Monday, December 27, 2010

Planted Bulbs And Some Updates

I decided to do another post before I go back to work tomorrow. This is like the second part of the Planting Bulbs In Winter with some updates on the plants growing in the basement.

For starters of this post are images of the bulbs that were planted yesterday. The crinums were not potted up. Since they thrive on neglect in the south, I think it would not bother them if I store them in a cool dry place until spring time when it is best for them to be planted. Most of my crinums are dormant anyway except for the Asiaticum and the Amarcrinums. They seem to like the heat of the grow lights or maybe they are the varieties that doesn't go through dormancy.

Amaryllis Belladonna bulbs

E. toulumnense bulbs

Last spring, Mr.McGregor's Daughter posted some images of E. Pagoda flowers and I really liked them. The flowers are lily-like, and you all know that the genus Lilium is so dear to my heart. Some varieties have spotted leaves which is an added bonus to the beautiful flowers.

E. Kondo bulbs

E. albidum bulbs from eBay. I hope these are the real thing.

N. Amadeus Mozart bulbs

N. Winston Churchill bulbs

A block of frozen soil. I have to wait few hours before I can break it in half.

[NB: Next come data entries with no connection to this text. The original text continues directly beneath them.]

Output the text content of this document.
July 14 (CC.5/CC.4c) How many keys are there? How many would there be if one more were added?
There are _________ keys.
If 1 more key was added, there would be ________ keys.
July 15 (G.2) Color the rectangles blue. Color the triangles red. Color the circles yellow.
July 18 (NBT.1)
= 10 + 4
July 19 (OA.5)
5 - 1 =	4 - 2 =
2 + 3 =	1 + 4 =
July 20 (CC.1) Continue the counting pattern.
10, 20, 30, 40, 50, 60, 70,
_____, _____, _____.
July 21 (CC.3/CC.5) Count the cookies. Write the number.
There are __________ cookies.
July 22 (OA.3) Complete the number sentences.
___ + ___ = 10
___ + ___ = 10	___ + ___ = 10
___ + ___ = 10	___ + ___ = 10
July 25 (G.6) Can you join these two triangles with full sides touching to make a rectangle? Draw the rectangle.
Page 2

And overnight thawing is needed before the soil can be utilized.

Potted Belladonna topped with grits (aquarium pebbles, my version), which I've learned from Chris of Rooftop Horticulture.

The other Belladonna bulb. I have to get some more of the pink aquarium pebbles for this pot.

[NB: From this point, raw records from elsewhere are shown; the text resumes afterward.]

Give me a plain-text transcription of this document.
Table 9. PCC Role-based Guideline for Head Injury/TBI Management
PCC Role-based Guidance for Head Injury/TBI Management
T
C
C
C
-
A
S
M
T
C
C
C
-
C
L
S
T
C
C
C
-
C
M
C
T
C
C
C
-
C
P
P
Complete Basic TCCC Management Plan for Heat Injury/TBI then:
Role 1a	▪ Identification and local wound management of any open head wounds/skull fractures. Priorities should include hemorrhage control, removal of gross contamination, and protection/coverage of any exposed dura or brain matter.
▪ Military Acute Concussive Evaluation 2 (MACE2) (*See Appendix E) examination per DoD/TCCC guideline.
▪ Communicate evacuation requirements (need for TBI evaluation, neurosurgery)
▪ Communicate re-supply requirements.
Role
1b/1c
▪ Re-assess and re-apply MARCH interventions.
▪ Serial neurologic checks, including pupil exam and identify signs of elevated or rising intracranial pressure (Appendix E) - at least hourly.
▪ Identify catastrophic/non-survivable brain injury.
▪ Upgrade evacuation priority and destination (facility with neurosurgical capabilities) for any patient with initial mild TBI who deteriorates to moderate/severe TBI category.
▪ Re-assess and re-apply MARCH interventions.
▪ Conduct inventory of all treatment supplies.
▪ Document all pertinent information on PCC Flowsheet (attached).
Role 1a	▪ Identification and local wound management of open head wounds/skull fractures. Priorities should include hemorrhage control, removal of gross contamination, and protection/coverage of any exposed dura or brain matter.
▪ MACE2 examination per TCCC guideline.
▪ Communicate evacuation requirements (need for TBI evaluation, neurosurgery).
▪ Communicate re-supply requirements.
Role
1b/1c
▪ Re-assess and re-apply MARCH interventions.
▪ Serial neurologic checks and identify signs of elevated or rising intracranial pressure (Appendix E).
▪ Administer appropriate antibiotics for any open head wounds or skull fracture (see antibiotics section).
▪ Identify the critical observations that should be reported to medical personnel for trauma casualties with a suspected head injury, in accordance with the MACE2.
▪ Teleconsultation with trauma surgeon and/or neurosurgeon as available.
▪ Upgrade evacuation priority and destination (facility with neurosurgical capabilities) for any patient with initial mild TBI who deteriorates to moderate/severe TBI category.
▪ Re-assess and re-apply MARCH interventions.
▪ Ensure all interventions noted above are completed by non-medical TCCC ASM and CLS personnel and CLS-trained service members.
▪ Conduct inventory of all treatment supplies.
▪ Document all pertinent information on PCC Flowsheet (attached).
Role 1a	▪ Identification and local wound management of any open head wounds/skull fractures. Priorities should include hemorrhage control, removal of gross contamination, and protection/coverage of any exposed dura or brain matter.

I checked the dates of the Hansonii baggie and a no tag one and they have spent three months in the fridge already. The scales were put in a damp peat moss, spent 3 months in dark warm place and then another 3 months in the fridge for vernalization. If my method is wrong, please correct me.

This is the lone Pardalinum bulblet.

Here is one of the Koures pots. Just how amazing a couple of days exposure to light has made the bulblets' first leaf turn green.

Having about fifty bulbs and bulblets of Lycoris radiata, I have to find a planter that will fit them all in. I am running out of space in the basement. I found this gift wrap container and thought this is the perfect planter. There is a perfect spot for it in the growing area. It measures 33 inches long, 8 inches deep and 12 inches wide.

Here is my messy growing area in the basement. Cybister Lima is sending up a scape and I am excited. I hope my other amaryllises will do the same.

I was outside today with my DD and took some pics from the garden. The next two were taken today and the rest were taken few days/weeks ago.

Azalea 'Maximum Roseum'

Rhodie 'Nova Zembla', a big box store rescue.

Bridal Wreath Spirea

When I started gardening, I was big on sedums. I had these plants for a few years now. I leave them outside in winter time just like how they are in this pic and they come back year after year.

There are four different kinds of groundcover sedums in this planter: Acre, Dragon's Blood, Ellacombianum and Angelina.


Carolyn @ Carolyn's Shade Gardens said...

All erythroniums are in the lily family, but I have had varying luck with the various species. E. x 'Pagoda' (and look alike 'Kondo') grows and naturalizes for me here in SE PA as does E. dens-canis. However , I haven't had much luck with E. californicum 'White Beauty' or E. revolutum, which I have tried numerous times because I really want it. I finally gave up. Would love to know how yours turn out. I was growing them in the ground. Carolyn

Lily said...


Thank you so much for the informations. It was my intention to plant them in the ground but it snowed the day I got these bulbs and more snow came so there is no chance to plant them in the ground now. I am glad they grow and naturalizes in PA. Hope they do the same here. Look like the species are hard to grow. I need to do some research on these plants. I will post some pix if they do live for me. Thanks again!

Alistair said...

The Erythronium Pagoda grows very well in our woodland spot here in Scotland. They are also known as the dogtooth lily because of the bulb shape. It may just be a local name, I am not sure.

Lily said...


Dogtooth lily is the common name. I have been doing a little research about these plants. The interesting ones are from the Alpine Garden Society. Thanks for the visit.